Pensado em perspectiva comparada dentro
da onda global de indignação contemporânea, o caso brasileiro assume
especificidades que devem ser levadas em conta. É crucial, para isso,
entender as espacialidades da contestação social em, ao menos, três
dimensões. Em primeiro lugar, ao contrário de alguns dos processos
vividos na Europa, na África ou nos Estados Unidos recentemente e, a
despeito das solidariedades em vários lugares do planeta (sobretudo de
brasileiros que lá vivem) e do uso de ferramentas comuns, não há uma
difusão direta, permanente e sistemática dos protestos, enquadramentos,
formas e repertórios de ação com outros lugares fora do Brasil.

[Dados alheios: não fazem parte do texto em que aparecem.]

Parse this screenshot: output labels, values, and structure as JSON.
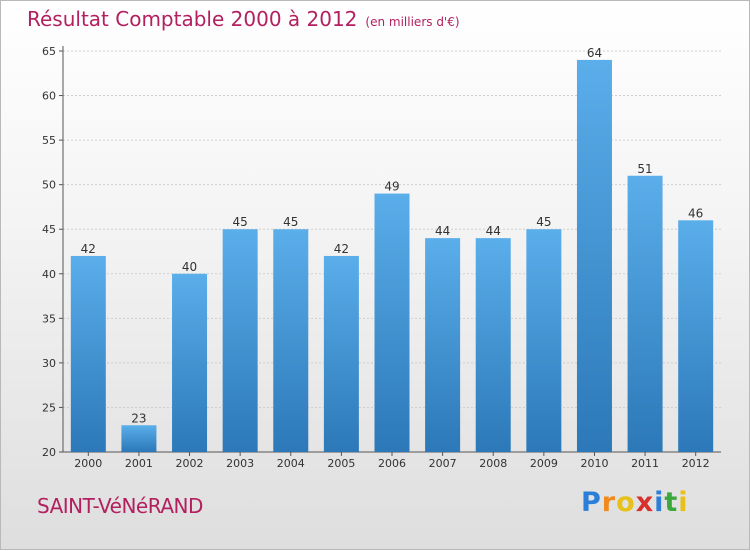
{
  "chart_data": {
    "type": "bar",
    "title": "Résultat Comptable 2000 à 2012",
    "subtitle": "(en milliers d'€)",
    "categories": [
      "2000",
      "2001",
      "2002",
      "2003",
      "2004",
      "2005",
      "2006",
      "2007",
      "2008",
      "2009",
      "2010",
      "2011",
      "2012"
    ],
    "values": [
      42,
      23,
      40,
      45,
      45,
      42,
      49,
      44,
      44,
      45,
      64,
      51,
      46
    ],
    "ylim": [
      20,
      65
    ],
    "yticks": [
      20,
      25,
      30,
      35,
      40,
      45,
      50,
      55,
      60,
      65
    ],
    "xlabel": "",
    "ylabel": "",
    "grid": true,
    "bar_color": "#4a9de0"
  },
  "footer": {
    "town": "SAINT-VéNéRAND",
    "logo_letters": [
      "P",
      "r",
      "o",
      "x",
      "i",
      "t",
      "i"
    ],
    "logo_colors": [
      "#2b7fd8",
      "#f08a1c",
      "#e8c01a",
      "#d8302a",
      "#2b7fd8",
      "#3aa83a",
      "#e8c01a"
    ]
  }
}
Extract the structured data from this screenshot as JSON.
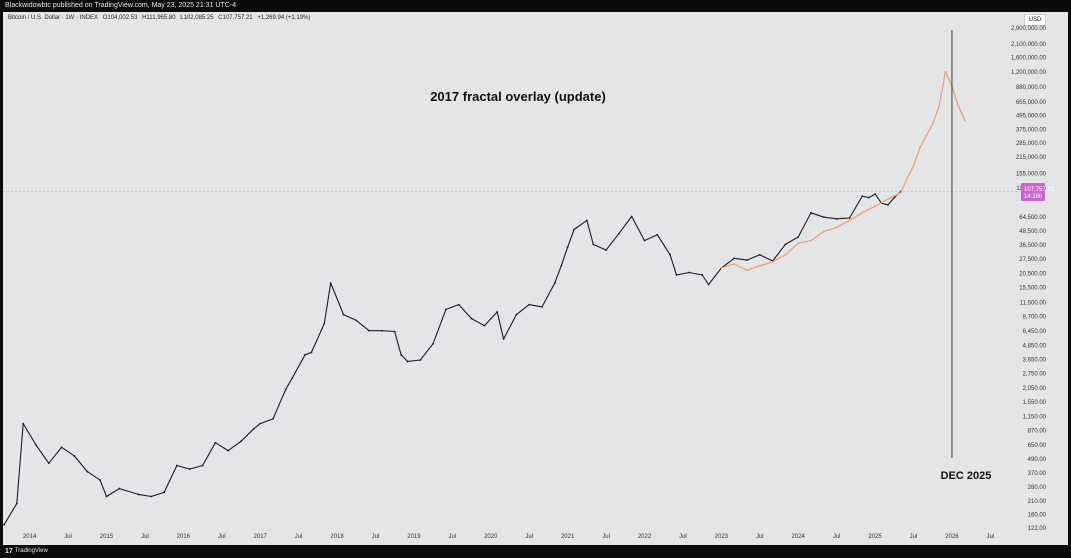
{
  "header": {
    "published_text": "Blackwidowbtc published on TradingView.com, May 23, 2025 21:31 UTC-4"
  },
  "symbol_legend": {
    "name": "Bitcoin / U.S. Dollar · 1W · INDEX",
    "open": "O104,002.53",
    "high": "H111,965.80",
    "low": "L102,085.25",
    "close": "C107,757.21",
    "change": "+1,269.94 (+1.19%)"
  },
  "currency_button": "USD",
  "footer": {
    "logo_mark": "17",
    "brand": "TradingView"
  },
  "colors": {
    "price_line": "#1b1b24",
    "fractal_overlay": "#f0a074",
    "marker_line": "#3a3a3a",
    "price_label_bg": "#c866d0",
    "background": "#e4e5e7"
  },
  "chart_data": {
    "type": "line",
    "scale": "log",
    "title": "2017 fractal overlay (update)",
    "annotation": "DEC 2025",
    "current_price_label": "107,757.21",
    "countdown_label": "14:28h",
    "x_tick_labels": [
      "2014",
      "Jul",
      "2015",
      "Jul",
      "2016",
      "Jul",
      "2017",
      "Jul",
      "2018",
      "Jul",
      "2019",
      "Jul",
      "2020",
      "Jul",
      "2021",
      "Jul",
      "2022",
      "Jul",
      "2023",
      "Jul",
      "2024",
      "Jul",
      "2025",
      "Jul",
      "2026",
      "Jul"
    ],
    "y_tick_labels": [
      "2,900,000.00",
      "2,100,000.00",
      "1,600,000.00",
      "1,200,000.00",
      "880,000.00",
      "655,000.00",
      "495,000.00",
      "375,000.00",
      "285,000.00",
      "215,000.00",
      "155,000.00",
      "115,000.00",
      "64,500.00",
      "48,500.00",
      "36,500.00",
      "27,500.00",
      "20,500.00",
      "15,500.00",
      "11,500.00",
      "8,700.00",
      "6,450.00",
      "4,850.00",
      "3,650.00",
      "2,750.00",
      "2,050.00",
      "1,550.00",
      "1,150.00",
      "870.00",
      "650.00",
      "490.00",
      "370.00",
      "280.00",
      "210.00",
      "160.00",
      "122.00"
    ],
    "ylim": [
      122,
      2900000
    ],
    "xlim": [
      "2013-09",
      "2026-11"
    ],
    "grid": false,
    "series": [
      {
        "kind": "price",
        "x": [
          "2013-09",
          "2013-11",
          "2013-12",
          "2014-02",
          "2014-04",
          "2014-06",
          "2014-08",
          "2014-10",
          "2014-12",
          "2015-01",
          "2015-03",
          "2015-06",
          "2015-08",
          "2015-10",
          "2015-12",
          "2016-02",
          "2016-04",
          "2016-06",
          "2016-08",
          "2016-10",
          "2016-12",
          "2017-01",
          "2017-03",
          "2017-05",
          "2017-06",
          "2017-08",
          "2017-09",
          "2017-11",
          "2017-12",
          "2018-02",
          "2018-04",
          "2018-06",
          "2018-08",
          "2018-10",
          "2018-11",
          "2018-12",
          "2019-02",
          "2019-04",
          "2019-06",
          "2019-08",
          "2019-10",
          "2019-12",
          "2020-02",
          "2020-03",
          "2020-05",
          "2020-07",
          "2020-09",
          "2020-11",
          "2020-12",
          "2021-01",
          "2021-02",
          "2021-04",
          "2021-05",
          "2021-07",
          "2021-09",
          "2021-11",
          "2022-01",
          "2022-03",
          "2022-05",
          "2022-06",
          "2022-08",
          "2022-10",
          "2022-11",
          "2023-01",
          "2023-03",
          "2023-05",
          "2023-07",
          "2023-09",
          "2023-11",
          "2024-01",
          "2024-03",
          "2024-05",
          "2024-07",
          "2024-09",
          "2024-11",
          "2024-12",
          "2025-01",
          "2025-02",
          "2025-03",
          "2025-04",
          "2025-05"
        ],
        "y": [
          130,
          200,
          1000,
          650,
          450,
          620,
          520,
          380,
          320,
          230,
          270,
          240,
          230,
          250,
          430,
          400,
          430,
          680,
          580,
          700,
          900,
          1000,
          1100,
          2000,
          2500,
          4000,
          4200,
          7500,
          17000,
          9000,
          8000,
          6500,
          6500,
          6400,
          4000,
          3500,
          3600,
          5000,
          10000,
          11000,
          8300,
          7200,
          9500,
          5500,
          9000,
          11000,
          10500,
          17000,
          24000,
          35000,
          50000,
          60000,
          37000,
          33000,
          46000,
          65000,
          40000,
          45000,
          30000,
          20000,
          21000,
          20000,
          16500,
          23000,
          28000,
          27000,
          30000,
          26500,
          37000,
          43000,
          70000,
          64000,
          62000,
          63000,
          98000,
          95000,
          102000,
          85000,
          82000,
          95000,
          107757
        ]
      },
      {
        "kind": "fractal_overlay",
        "x": [
          "2023-01",
          "2023-03",
          "2023-05",
          "2023-07",
          "2023-09",
          "2023-11",
          "2024-01",
          "2024-03",
          "2024-05",
          "2024-07",
          "2024-09",
          "2024-11",
          "2025-01",
          "2025-03",
          "2025-05",
          "2025-06",
          "2025-07",
          "2025-08",
          "2025-09",
          "2025-10",
          "2025-11",
          "2025-12",
          "2026-01",
          "2026-02",
          "2026-03"
        ],
        "y": [
          23000,
          25000,
          22000,
          24000,
          26000,
          30000,
          38000,
          40000,
          48000,
          52000,
          60000,
          70000,
          80000,
          92000,
          105000,
          140000,
          180000,
          260000,
          330000,
          420000,
          600000,
          1200000,
          900000,
          600000,
          450000
        ]
      }
    ],
    "marker": {
      "x": "2026-01",
      "label": "DEC 2025"
    }
  }
}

Isso é
importante, pois reflete um escasso aprendizado compartilhado de
experiências de lutas sociais recentes que muito poderiam contribuir
para o atual momento no Brasil.
Em segundo lugar,
diferentemente das demais contestações da indignação contemporânea que
articularam dinâmicas escalares complexas, ligando o local ao global
(com importância forte do regional no caso da Europa), em nossas
mobilizações, a escala nacional serviu como um dispositivo de bloqueio
político que permitiu, em alguns casos, avivar posições nacionalistas de
direita. Em terceiro, os lugares importam. Cada manifestação, em
qualquer capital ou pequena cidade brasileira, se revestiu de demandas
particulares e de críticas específicas à política local e regional,
unidas às diversas culturas políticas. Isso é comum à onda de indignação
e aos protestos em geral. Contudo, essas especificidades locais revelam
também mudanças no perfil das reivindicações e na composição social dos
manifestantes. Isso leva a que, por exemplo, certos grupos que não
estavam presentes em São Paulo ou em Ribeirão Preto atuassem no Rio ou
em São Gonçalo e vice-versa; mas também a que as correlações de forças
sejam distintas em lugares diferentes.
Nesse
último campo, os atos de vandalismo e a violência também revelam as
fraturas, as desigualdades profundas, as segmentações e o classismo da
sociedade brasileira. Oportunistas e infiltrados não faltam (sejam
saqueadores, policiais e ex-policiais, racistas, xenófobos, homófobos e
ultradireitistas de plantão), mas também é preciso pensar como há nas
mobilizações recentes uma indignação de classe e de opressão que se une a
essa indignação difusa e crítica.
A
questão-chave a que nos enfrentamos é: como canalizar a indignação em
movimento social transformador? A resposta não é fácil, dado a profunda
disputa de significados pelas movimentações recentes. O primeiro
bloqueio vem dos meios de comunicação hegemônicos, que, com a ausência
de um pluralismo informativo, tem pautado a interpretação dos
acontecimentos. As redes sociais são uma ferramenta importante para a
comunicação horizontal, a convocatória e a difusão de mensagens, porém
insuficientes, pois, em geral, não geram/produzem contrainformação
sistemática e interpretações de amplo alcance. Urge, desse modo, a
criação de plataformas mais abrangentes de informação alternativa que
possam chegar a um contingente mais amplo da população.
Por
outro lado, torna-se cada vez mais urgente o investimento em atividades
pedagógicas de formação política dentro do processo de mobilização
atual. Dotar de significado transformador a indignação exige formação e
conscientização política. Este elemento é central para frear a
capitalização dos protestos pela direita, que tem usado ideias simples e
conservadoras, muitas delas enraizadas de forma quase naturalizada
(reproduzida claro, pela educação e pelos meios de comunicação
convencionais) na sociedade brasileira.
Como
consequência do anterior, vale a pena olhar outra vez para a onda de
indignação global. Em todas essas contestações criaram-se espaços de
convergência, macroassembleias e fóruns de discussão nos quais as
pessoas começaram a fazer política de outra maneira; discutiram,
compartilharam e amadureceram suas ideias. Também podemos (e deveríamos)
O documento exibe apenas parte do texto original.